Einsatz als Schmerzmittel
Methadon ist ein vollsynthetisch hergestelltes, starkes Schmerzmittel und gehört im Stufenschema der WHO in die Stufe III, also zu den stark wirksamen opioidhaltigen Schmerzmitteln, ebenso wie Fentanyl und Morphin. Es wird zur Behandlung starker akuter und chronischer Schmerzen eingesetzt. Zur Schmerztherapie ist in Deutschland nur Levomethadon (L-Polamidon®) als Fertigarzneimittel zugelassen. Levomethadon bindet an die Opioidrezeptoren und löst damit ähnliche Wirkungen aus wie Morphin und Heroin. Im Vergleich zu den anderen Opioiden unterscheidet es sich durch die wesentlich längere Wirkungsdauer und das langsamere Anfluten im Gehirn. Somit erzeugt Levomethadon bei oraler Einnahme keine euphorischen Gefühle (Kicks).
Substitutionsmittel bei Heroinabhängigkeit
Seit den 1960er Jahren wird Methadon als Substitutionsmittel gegen körperliche Entzugserscheinungen bei Heroinabhängigkeit eingesetzt. Im Rahmen einer Drogensubstitutionstherapie wird dem Patienten statt des Heroins die Ersatzdroge Methadon verabreicht. Dadurch soll das Verlangen nach der ursprünglichen Droge ausgeschaltet und gleichzeitig sollen Entzugserscheinungen verhindert werden. Der Abhängige kann so nach und nach wieder in das soziale Leben eingegliedert werden. Die Substitutionsdroge Methadon wird ausschleichend dosiert. Hierbei wird die Dosis in kleinen Schritten verringert, sodass der Patient weniger Entzugserscheinungen spürt. Auf Rezepten für Substitutions-Patienten muss der Arzt das Sonderkennzeichen »S« für Substitution vermerken.
Methadon und Levomethadon - Was ist der Unterschied?
D,L-Methadon ist ein vollsynthetisch hergestelltes Gemisch (Racemat) von zwei spiegelbildlichen Molekülen, dem D-Methadon und dem L-Methadon im Verhältnis 1:1. Das linksdrehende L-Methadon (Levomethadon) hat eine starke schmerzlindernde Wirkung. Das rechtsdrehende D-Methadon ist der stärkste bekannte Hustenblocker und ist auch verantwortlich für die starke Wirkung des Gemisches auf Nervenschmerzen.

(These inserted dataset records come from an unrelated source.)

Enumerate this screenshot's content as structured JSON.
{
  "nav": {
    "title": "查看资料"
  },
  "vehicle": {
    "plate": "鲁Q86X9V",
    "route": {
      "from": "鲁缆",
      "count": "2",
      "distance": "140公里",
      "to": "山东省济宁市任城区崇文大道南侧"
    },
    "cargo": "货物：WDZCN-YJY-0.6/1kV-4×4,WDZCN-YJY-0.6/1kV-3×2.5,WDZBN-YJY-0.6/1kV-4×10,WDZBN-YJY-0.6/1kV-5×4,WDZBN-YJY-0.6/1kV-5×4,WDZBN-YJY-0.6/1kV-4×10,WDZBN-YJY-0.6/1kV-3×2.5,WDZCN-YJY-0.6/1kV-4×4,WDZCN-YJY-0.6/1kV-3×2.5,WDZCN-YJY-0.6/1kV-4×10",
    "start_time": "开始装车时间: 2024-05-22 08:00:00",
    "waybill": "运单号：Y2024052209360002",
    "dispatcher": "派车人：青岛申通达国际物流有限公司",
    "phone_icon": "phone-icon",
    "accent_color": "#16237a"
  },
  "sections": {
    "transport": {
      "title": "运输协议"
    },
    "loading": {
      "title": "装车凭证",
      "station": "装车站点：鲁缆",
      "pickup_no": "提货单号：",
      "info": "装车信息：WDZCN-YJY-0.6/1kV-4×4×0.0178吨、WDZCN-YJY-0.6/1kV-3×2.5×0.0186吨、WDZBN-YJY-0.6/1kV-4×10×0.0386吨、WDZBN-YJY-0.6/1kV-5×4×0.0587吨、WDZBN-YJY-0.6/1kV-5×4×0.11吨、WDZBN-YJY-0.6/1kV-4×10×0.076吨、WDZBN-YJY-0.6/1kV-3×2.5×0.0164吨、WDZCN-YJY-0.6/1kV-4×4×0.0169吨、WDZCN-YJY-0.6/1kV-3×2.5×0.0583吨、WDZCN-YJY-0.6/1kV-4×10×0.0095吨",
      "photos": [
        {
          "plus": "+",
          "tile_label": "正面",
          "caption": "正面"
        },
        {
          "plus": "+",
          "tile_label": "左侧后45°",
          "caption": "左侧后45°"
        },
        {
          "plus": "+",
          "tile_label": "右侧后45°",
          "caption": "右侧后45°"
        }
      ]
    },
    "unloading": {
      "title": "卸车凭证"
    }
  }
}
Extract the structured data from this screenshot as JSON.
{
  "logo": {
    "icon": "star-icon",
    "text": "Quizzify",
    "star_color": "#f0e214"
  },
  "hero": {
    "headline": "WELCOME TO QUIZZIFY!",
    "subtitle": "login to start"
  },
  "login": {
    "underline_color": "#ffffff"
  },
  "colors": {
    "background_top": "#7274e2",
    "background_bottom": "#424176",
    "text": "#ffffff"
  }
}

Methadon in der Krebstherapie
Das Politmagazin „Plusminus“ berichtete im April dieses Jahres von Patienten, die zusätzlich zu ihrem Chemotherapeutikum D,L-Methadon erhalten. Methadon soll bei Patienten mit Tumoren die Wirkung von Chemotherapien verstärken und zu einer fast vollständigen Zerstörung der Tumoren führen. Dieser und weitere Medienberichte haben zahlreiche Diskussionen ausgelöst: Viele Patienten schöpfen neue Hoffnung, während die Deutsche Gesellschaft für Hämatologie und medizinische Onkologie (DGHO) beispielsweise auf die unzureichende Datenbasis hinweist und vor Risiken einer unkontrollierten Off-label-Anwendung von Methadon warnt. Es sei nicht klar, ob günstige Therapieverläufe tatsächlich durch Methadon verursacht wurden.
Vereinfacht erklärt wird die Wirkung folgendermaßen: Methadon dockt an die Opioid-Rezeptoren der Krebszelle an und öffnet Kanäle, um das Zytostatikum leichter in die Zellen eindringen zu lassen. Zudem stört Methadon den Pumpmechanismus, mit dem die Krebszellen normalerweise das Zytostatikum als Abwehrreaktion wieder nach draußen befördern. Dadurch verbleibt das Zytostatikum in einer größeren Menge in der Zelle und wird nur noch in geringerer Dosis benötigt. Das Zytostatikum hingegen erhöht die Rezeptorendichte auf der Zelle und bietet Methadon mehr Andockstellen. Somit können sich D,L-Methadon und das Chemotherapeutikum durch einen doppelten Synergismus in ihrer Wirkung verstärken.
Dieses Phänomen beobachtete die Chemikerin Dr. Claudia Friesen vom Institut für Rechtsmedizin der Uniklinik Ulm schon im Jahr 2008 im Labor. Im Tierversuch zeigte sich das selbe Ergebnis. Mittlerweile hat sie diese Wirkung bei mehreren Krebspatienten dokumentiert.
Indikation muss nicht hinterfragt werden
Verschreiben Ärzte ihren Tumorpatienten Methadon nicht zur Schmerzbehandlung, sondern zur Tumorbekämpfung, dann erfolgt diese Therapie off label unter der Verantwortung des Arztes. Dieser trägt auch das Risiko eines möglichen Regresses. Der Apotheker muss bei Rezeptvorlage die Indikation nicht hinterfragen.